The SMM, together with Dutch and Australian experts, successfully visited the crash site of Malaysia Airlines flight MH 17 in Hrabove (79 km east of Donetsk), in accordance with a route and plan agreed in both Kyiv with the Ukrainian Government, and in Donetsk with the so-called ‘Donetsk People’s Republic’ (DPR). This was a reconnaissance rather than a full investigative group. The SMM observed no changes to the main site when compared to previous visits, reflected in the respective reports: for example, many personal belongings remained where SMM had last seen them. No security perimeter was in place at the scene. The SMM saw artillery and rocket impacts 8-10 km westwards of the crash site. On the way between Donetsk and Hrabove the SMM had twice to cross territories controlled by Ukrainian Government and DPR or the so-called ‘Luhansk People’s Republic’ (LPR): on the outskirts of Donetsk, near Yasynuvata, between the territory controlled by the DPR and the Ukrainian army; and again in Debaltseve, between the Ukrainian army and LPR – in both cases after local cease-fires between the Ukrainian army and armed separatists had been successfully negotiated.

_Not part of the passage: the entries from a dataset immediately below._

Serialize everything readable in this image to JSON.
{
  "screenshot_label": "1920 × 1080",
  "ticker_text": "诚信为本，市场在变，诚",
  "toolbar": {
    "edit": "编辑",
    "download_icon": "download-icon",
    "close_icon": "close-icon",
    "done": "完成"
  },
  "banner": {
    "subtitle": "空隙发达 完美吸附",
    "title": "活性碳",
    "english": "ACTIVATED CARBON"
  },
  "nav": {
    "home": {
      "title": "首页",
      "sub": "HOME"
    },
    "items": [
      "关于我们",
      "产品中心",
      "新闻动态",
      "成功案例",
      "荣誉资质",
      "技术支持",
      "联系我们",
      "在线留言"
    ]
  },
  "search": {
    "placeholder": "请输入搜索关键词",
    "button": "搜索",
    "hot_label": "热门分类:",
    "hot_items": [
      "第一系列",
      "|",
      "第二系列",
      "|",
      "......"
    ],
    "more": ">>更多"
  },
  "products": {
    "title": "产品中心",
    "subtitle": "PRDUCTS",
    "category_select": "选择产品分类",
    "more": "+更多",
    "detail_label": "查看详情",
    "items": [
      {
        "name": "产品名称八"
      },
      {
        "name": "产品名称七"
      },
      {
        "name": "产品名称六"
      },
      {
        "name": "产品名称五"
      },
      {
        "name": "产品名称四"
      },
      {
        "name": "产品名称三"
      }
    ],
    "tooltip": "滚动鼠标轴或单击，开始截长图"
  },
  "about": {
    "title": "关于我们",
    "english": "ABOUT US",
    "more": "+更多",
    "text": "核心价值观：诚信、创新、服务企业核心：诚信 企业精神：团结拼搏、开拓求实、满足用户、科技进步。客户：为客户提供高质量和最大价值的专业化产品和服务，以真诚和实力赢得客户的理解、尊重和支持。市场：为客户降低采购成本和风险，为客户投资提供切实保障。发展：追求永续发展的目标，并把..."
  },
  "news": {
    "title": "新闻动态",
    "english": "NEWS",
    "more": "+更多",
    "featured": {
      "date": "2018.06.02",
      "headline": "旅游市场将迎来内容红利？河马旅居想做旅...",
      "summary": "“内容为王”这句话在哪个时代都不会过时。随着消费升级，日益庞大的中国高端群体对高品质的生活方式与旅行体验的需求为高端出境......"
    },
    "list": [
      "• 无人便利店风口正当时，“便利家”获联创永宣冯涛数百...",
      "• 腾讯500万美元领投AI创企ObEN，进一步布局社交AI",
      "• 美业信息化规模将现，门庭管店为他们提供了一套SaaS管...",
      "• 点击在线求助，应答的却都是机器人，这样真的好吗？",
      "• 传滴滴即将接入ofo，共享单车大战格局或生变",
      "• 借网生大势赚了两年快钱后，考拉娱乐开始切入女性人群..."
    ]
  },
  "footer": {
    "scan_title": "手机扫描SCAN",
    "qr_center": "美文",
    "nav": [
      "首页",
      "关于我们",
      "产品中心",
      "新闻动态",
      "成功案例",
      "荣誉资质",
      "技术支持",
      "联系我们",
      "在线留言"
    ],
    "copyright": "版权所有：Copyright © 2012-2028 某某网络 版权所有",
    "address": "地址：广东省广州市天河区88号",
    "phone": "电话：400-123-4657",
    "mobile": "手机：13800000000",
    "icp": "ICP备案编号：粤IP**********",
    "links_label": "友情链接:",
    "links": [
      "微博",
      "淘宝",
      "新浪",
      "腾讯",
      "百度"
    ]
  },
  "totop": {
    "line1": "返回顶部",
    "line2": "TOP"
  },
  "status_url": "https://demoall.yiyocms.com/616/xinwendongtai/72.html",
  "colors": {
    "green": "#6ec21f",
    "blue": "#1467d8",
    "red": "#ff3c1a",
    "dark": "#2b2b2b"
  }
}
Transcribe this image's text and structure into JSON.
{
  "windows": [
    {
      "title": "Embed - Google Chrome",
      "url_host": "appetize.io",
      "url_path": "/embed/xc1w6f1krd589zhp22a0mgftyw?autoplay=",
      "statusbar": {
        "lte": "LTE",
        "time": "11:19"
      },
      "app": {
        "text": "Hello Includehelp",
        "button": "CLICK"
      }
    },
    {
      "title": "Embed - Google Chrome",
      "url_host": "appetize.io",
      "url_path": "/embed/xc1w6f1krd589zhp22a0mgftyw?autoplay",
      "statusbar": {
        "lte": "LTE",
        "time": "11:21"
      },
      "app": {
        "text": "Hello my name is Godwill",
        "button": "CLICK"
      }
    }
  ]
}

The SMM in Dnepropetrovsk met the acting head of a local court, and another judge from the same court. Both claimed that mobilisation would affect their work in a negative way, if it encompassed the staff of the judiciary. They were concerned that they themselves might be conscripted. Further, they informed that many people were losing their posts in large companies owing to the deteriorating economic situation, and banks are lodging cases to protect or retain their investments.
The situation in Kherson was calm.
The SMM met with the Head of Police and the Head of the district administration in Bolhrad (243 km south-west of Odessa), and a local journalist. According to them, Ukrainian soldiers who performed military exercises in the area last week created anxiety among the local population, which had not been properly informed about the exercises.
The SMM met with the head of the district council in Hlyboka (30 km south of Chernivtsi), who said that there were now no roadblocks in the district, unlike a week ago. He said that the protests were a result of a misunderstanding about the meaning of ‘partial mobilisation’. Local authorities planned to improve communication with local people and issue folders, in both Ukrainian and Romanian languages, with all necessary information related to mobilisation, among other things, emphasising the clear distinction between mobilisation and an individual conscription order.
The situation in Ivano-Frankivsk, Lviv, and Kyiv was calm.